General Discussion
In reply to the discussion: Strong circumstantial evidence says vote totals were altered in 2016 (but few will admit it). [View all]Aquaria
(1,076 posts)The failure with the polls was not in the polling for the reputable pollsters, but with the media and public's ignorance of how polls work. Polls are nothing more than statistics, and statistics follows specific mathematical formulae.
In the case of the 2016 election, the key thing to know from stats is this: Hillary rarely polled outside the margin of error. The margin of error says that a poll could swing +/- a given value based on the number of people polled, with a 95% confidence interval (meaning that the poll is 95% accurate, which is extremely good in polling). The MOE is a precise number, based on a specific formula. Without getting into the math involved, it simply means that a poll has a range of results possible, and not a 100% certain value. No reputable pollster will ever claim this.
Anyway, this is how MOE works: If the margin of error for a particular poll is 3 percent, and Hillary was polling 52% while the treasonous scumbag was at 48%, then that means that Hillary's actual range of values for people voting for her was 49% at the low end and 55% at the high end. Meanwhile the treasonous scumbag's actual range of values could have fallen anywhere between 45% to 51%.
I think you can see the problem here, if the above ranges of values for the candidates applied for a poll in, say, Michigan. Let's speculate that the voting results, which do NOT have a margin of error, actually showed that 50.1% of the tally went for the treasonous scumbag, but only 49.9% for Hillary. Guess what? That would have been perfectly within the margin of error for that exit poll. Meaning the poll was right, NOT wrong. Because margin of error.

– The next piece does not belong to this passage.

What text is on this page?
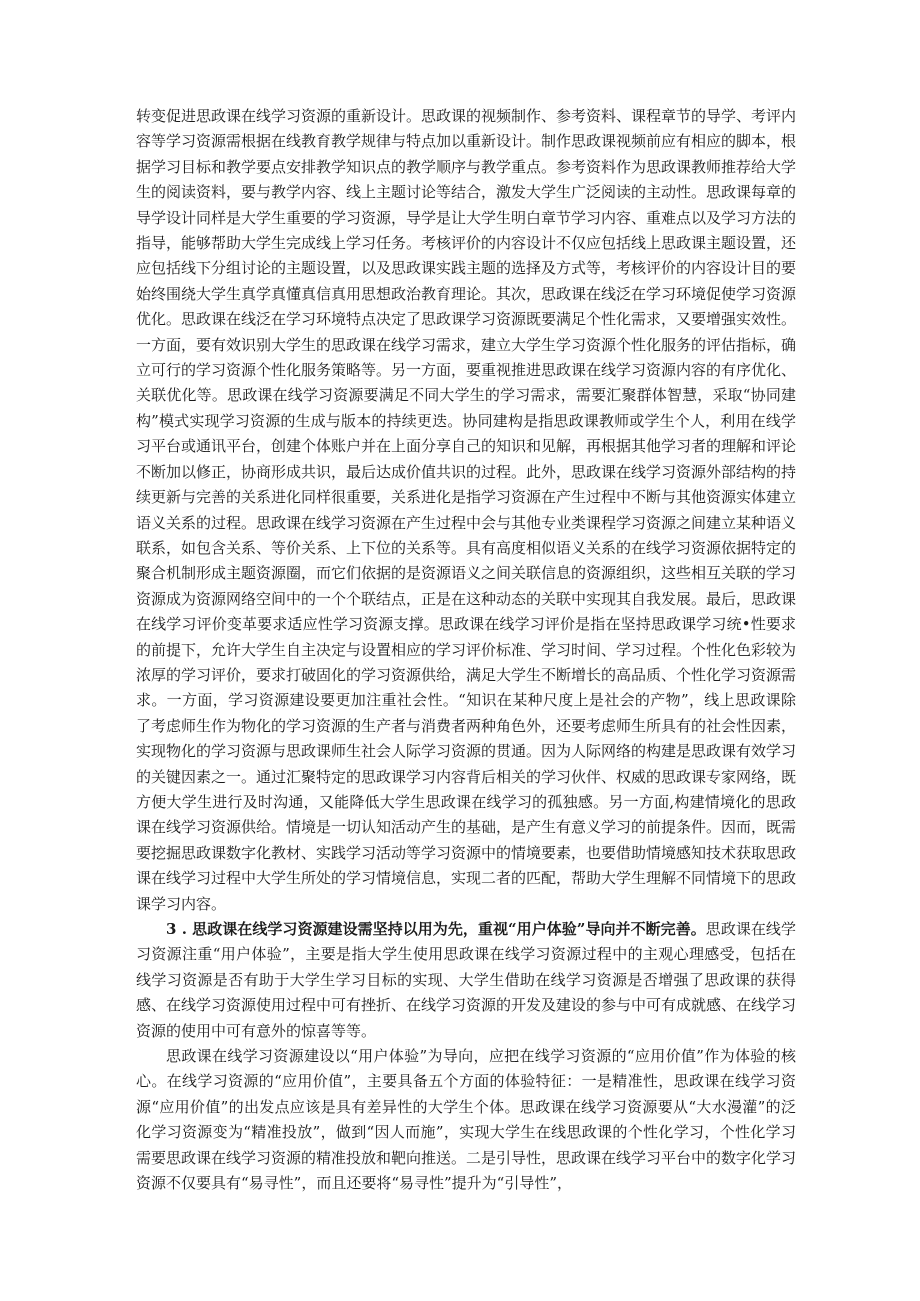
转变促进思政课在线学习资源的重新设计。思政课的视频制作、参考资料、课程章节的导学、考评内容等学习资源需根据在线教育教学规律与特点加以重新设计。制作思政课视频前应有相应的脚本，根据学习目标和教学要点安排教学知识点的教学顺序与教学重点。参考资料作为思政课教师推荐给大学生的阅读资料，要与教学内容、线上主题讨论等结合，激发大学生广泛阅读的主动性。思政课每章的导学设计同样是大学生重要的学习资源，导学是让大学生明白章节学习内容、重难点以及学习方法的指导，能够帮助大学生完成线上学习任务。考核评价的内容设计不仅应包括线上思政课主题设置，还应包括线下分组讨论的主题设置，以及思政课实践主题的选择及方式等，考核评价的内容设计目的要始终围绕大学生真学真懂真信真用思想政治教育理论。其次，思政课在线泛在学习环境促使学习资源优化。思政课在线泛在学习环境特点决定了思政课学习资源既要满足个性化需求，又要增强实效性。一方面，要有效识别大学生的思政课在线学习需求，建立大学生学习资源个性化服务的评估指标，确立可行的学习资源个性化服务策略等。另一方面，要重视推进思政课在线学习资源内容的有序优化、关联优化等。思政课在线学习资源要满足不同大学生的学习需求，需要汇聚群体智慧，采取“协同建构”模式实现学习资源的生成与版本的持续更迭。协同建构是指思政课教师或学生个人，利用在线学习平台或通讯平台，创建个体账户并在上面分享自己的知识和见解，再根据其他学习者的理解和评论不断加以修正，协商形成共识，最后达成价值共识的过程。此外，思政课在线学习资源外部结构的持续更新与完善的关系进化同样很重要，关系进化是指学习资源在产生过程中不断与其他资源实体建立语义关系的过程。思政课在线学习资源在产生过程中会与其他专业类课程学习资源之间建立某种语义联系，如包含关系、等价关系、上下位的关系等。具有高度相似语义关系的在线学习资源依据特定的聚合机制形成主题资源圈，而它们依据的是资源语义之间关联信息的资源组织，这些相互关联的学习资源成为资源网络空间中的一个个联结点，正是在这种动态的关联中实现其自我发展。最后，思政课在线学习评价变革要求适应性学习资源支撑。思政课在线学习评价是指在坚持思政课学习统•性要求的前提下，允许大学生自主决定与设置相应的学习评价标准、学习时间、学习过程。个性化色彩较为浓厚的学习评价，要求打破固化的学习资源供给，满足大学生不断增长的高品质、个性化学习资源需求。一方面，学习资源建设要更加注重社会性。“知识在某种尺度上是社会的产物”，线上思政课除了考虑师生作为物化的学习资源的生产者与消费者两种角色外，还要考虑师生所具有的社会性因素，实现物化的学习资源与思政课师生社会人际学习资源的贯通。因为人际网络的构建是思政课有效学习的关键因素之一。通过汇聚特定的思政课学习内容背后相关的学习伙伴、权威的思政课专家网络，既方便大学生进行及时沟通，又能降低大学生思政课在线学习的孤独感。另一方面,构建情境化的思政课在线学习资源供给。情境是一切认知活动产生的基础，是产生有意义学习的前提条件。因而，既需要挖掘思政课数字化教材、实践学习活动等学习资源中的情境要素，也要借助情境感知技术获取思政课在线学习过程中大学生所处的学习情境信息，实现二者的匹配，帮助大学生理解不同情境下的思政课学习内容。

3 . 思政课在线学习资源建设需坚持以用为先，重视“用户体验”导向并不断完善。思政课在线学习资源注重“用户体验”，主要是指大学生使用思政课在线学习资源过程中的主观心理感受，包括在线学习资源是否有助于大学生学习目标的实现、大学生借助在线学习资源是否增强了思政课的获得感、在线学习资源使用过程中可有挫折、在线学习资源的开发及建设的参与中可有成就感、在线学习资源的使用中可有意外的惊喜等等。

思政课在线学习资源建设以“用户体验”为导向，应把在线学习资源的“应用价值”作为体验的核心。在线学习资源的“应用价值”，主要具备五个方面的体验特征：一是精准性，思政课在线学习资源“应用价值”的出发点应该是具有差异性的大学生个体。思政课在线学习资源要从“大水漫灌”的泛化学习资源变为“精准投放”，做到“因人而施”，实现大学生在线思政课的个性化学习，个性化学习需要思政课在线学习资源的精准投放和靶向推送。二是引导性，思政课在线学习平台中的数字化学习资源不仅要具有“易寻性”，而且还要将“易寻性”提升为“引导性”，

Every reputable poll lists the margin of error, among other factors of methodology. Most legitimate media outlets post the MOE somewhere close to the results of the poll, but if they don't, it's easy to find by going to the actual poll and looking for a methodology report. ALL reputable pollsters provide this data.
So when you see the margin of error from now on, automatically add or subtract that number from the stated result, to get an idea of the swing that the actual vote could go. If your candidate is above 50% at the low end of the margin of error, then it's highly likely that said candidate will win. If the lower end of the range dips below 50%, though, then you need to brace yourself for the chance of a loss. Because the possibility is there.
And that MOE works for any kind of poll, not just voting polls. Approval ratings, Nielsen ratings, stats about where people stand on issues--the MOE works the same for those as they do election polls.
An intro course in statistics should be required in every high school, or at least every college degree plan. If people understood the basics of stats, they would realize how silly they sound when they say polls are wrong. Because stats done properly are not wrong all that often.